Fix auto-anchor bug when .* is inside an assertion.
diff --git a/ChangeLog b/ChangeLog
index 3403d1d..d7568e0 100644
--- a/ChangeLog
+++ b/ChangeLog
@@ -29,15 +29,7 @@
existing subpattern.
(e) A conditional recursion test such as (?(R)...) misbehaved if there was a
group whose name began with "R".
- (f) The amount of memory needed for a compiled pattern was miscalculated if a
- lookbehind contained more than one toplevel branch and the first branch
- was of length zero.
- (g) In UTF-8 or UTF-16 modes with PCRE2_EXTENDED (/x) set and a non-zero-
- terminated pattern, if a # comment ran on to the end of the pattern, one
- or more code units past the end were being read.
- (h) An unterminated repeat at the end of a non-zero-terminated pattern (e.g.

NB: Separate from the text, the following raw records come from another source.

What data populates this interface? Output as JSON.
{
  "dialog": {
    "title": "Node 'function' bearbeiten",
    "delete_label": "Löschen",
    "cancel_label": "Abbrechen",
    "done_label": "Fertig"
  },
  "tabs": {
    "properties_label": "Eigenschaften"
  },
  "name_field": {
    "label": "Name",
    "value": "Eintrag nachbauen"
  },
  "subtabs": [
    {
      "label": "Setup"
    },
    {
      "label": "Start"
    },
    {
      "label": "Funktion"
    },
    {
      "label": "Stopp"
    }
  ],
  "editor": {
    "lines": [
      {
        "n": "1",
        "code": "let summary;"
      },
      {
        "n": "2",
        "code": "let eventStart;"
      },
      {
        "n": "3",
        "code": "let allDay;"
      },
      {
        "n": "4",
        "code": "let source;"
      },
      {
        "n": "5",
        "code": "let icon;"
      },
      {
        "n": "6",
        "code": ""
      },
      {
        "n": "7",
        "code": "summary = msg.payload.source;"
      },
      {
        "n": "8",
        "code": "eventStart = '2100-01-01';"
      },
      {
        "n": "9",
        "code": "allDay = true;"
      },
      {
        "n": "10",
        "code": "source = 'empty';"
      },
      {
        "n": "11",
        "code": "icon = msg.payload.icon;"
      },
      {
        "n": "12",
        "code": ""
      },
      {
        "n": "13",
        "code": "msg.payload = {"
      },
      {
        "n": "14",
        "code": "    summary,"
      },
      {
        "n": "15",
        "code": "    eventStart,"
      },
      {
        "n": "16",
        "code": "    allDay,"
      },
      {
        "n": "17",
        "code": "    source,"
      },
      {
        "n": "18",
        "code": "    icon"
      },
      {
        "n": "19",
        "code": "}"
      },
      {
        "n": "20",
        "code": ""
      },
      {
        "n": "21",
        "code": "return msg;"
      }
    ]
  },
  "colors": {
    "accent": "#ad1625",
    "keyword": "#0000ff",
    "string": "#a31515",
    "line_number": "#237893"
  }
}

- "{2,2") could cause reading beyond the pattern.
-
+
One effect of the refactoring is that some error numbers and messages have
changed, and the pattern offset given for compiling errors is not always the
right-most character that has been read. In particular, for a variable-length
@@ -61,6 +53,17 @@
a lookup outside one of the global tables. A similar bug existed for wide
characters in *VERB names.
+ (d) The amount of memory needed for a compiled pattern was miscalculated if a
+ lookbehind contained more than one toplevel branch and the first branch
+ was of length zero.
+
+ (e) In UTF-8 or UTF-16 modes with PCRE2_EXTENDED (/x) set and a non-zero-
+ terminated pattern, if a # comment ran on to the end of the pattern, one
+ or more code units past the end were being read.
+
+ (f) An unterminated repeat at the end of a non-zero-terminated pattern (e.g.

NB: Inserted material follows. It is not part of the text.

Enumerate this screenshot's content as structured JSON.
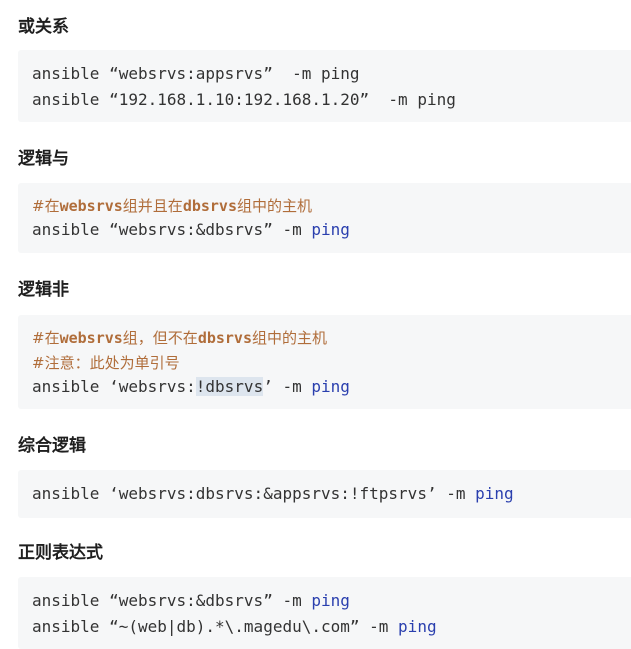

+ "{2,2") could cause reading beyond the pattern.
+
4. Back references are now permitted in lookbehind assertions when there are
no duplicated group numbers (that is, (?| has not been used), and, if the
reference is by name, there is only one group of that name. The referenced
@@ -122,6 +125,10 @@
compiled. A non-installed binary to run the test function locally, called
pcre2fuzzcheck is also compiled.
+18. A pattern with PCRE2_DOTALL (/s) set but not PCRE2_NO_DOTSTAR_ANCHOR, and
+which started with .* inside a positive lookahead was incorrectly being
+compiled as implicitly anchored.
+
Version 10.22 29-July-2016
--------------------------
diff --git a/src/pcre2_compile.c b/src/pcre2_compile.c
index 06be3bf..edb49d0 100644
--- a/src/pcre2_compile.c
+++ b/src/pcre2_compile.c
@@ -7634,13 +7634,14 @@
the less precise approach
cb points to the compile data block
atomcount atomic group level
+ inassert TRUE if in an assertion
Returns: TRUE or FALSE
*/
static BOOL
is_anchored(PCRE2_SPTR code, unsigned int bracket_map, compile_block *cb,
- int atomcount)
+ int atomcount, BOOL inassert)
{
do {
PCRE2_SPTR scode = first_significant_code(
@@ -7652,7 +7653,8 @@
if (op == OP_BRA || op == OP_BRAPOS ||
op == OP_SBRA || op == OP_SBRAPOS)
{
- if (!is_anchored(scode, bracket_map, cb, atomcount)) return FALSE;
+ if (!is_anchored(scode, bracket_map, cb, atomcount, inassert))
+ return FALSE;
}
/* Capturing brackets */
@@ -7662,33 +7664,44 @@
{
int n = GET2(scode, 1+LINK_SIZE);
int new_map = bracket_map | ((n < 32)? (1u << n) : 1);
- if (!is_anchored(scode, new_map, cb, atomcount)) return FALSE;
+ if (!is_anchored(scode, new_map, cb, atomcount, inassert)) return FALSE;
}
- /* Positive forward assertions and conditions */
+ /* Positive forward assertion */
- else if (op == OP_ASSERT || op == OP_COND)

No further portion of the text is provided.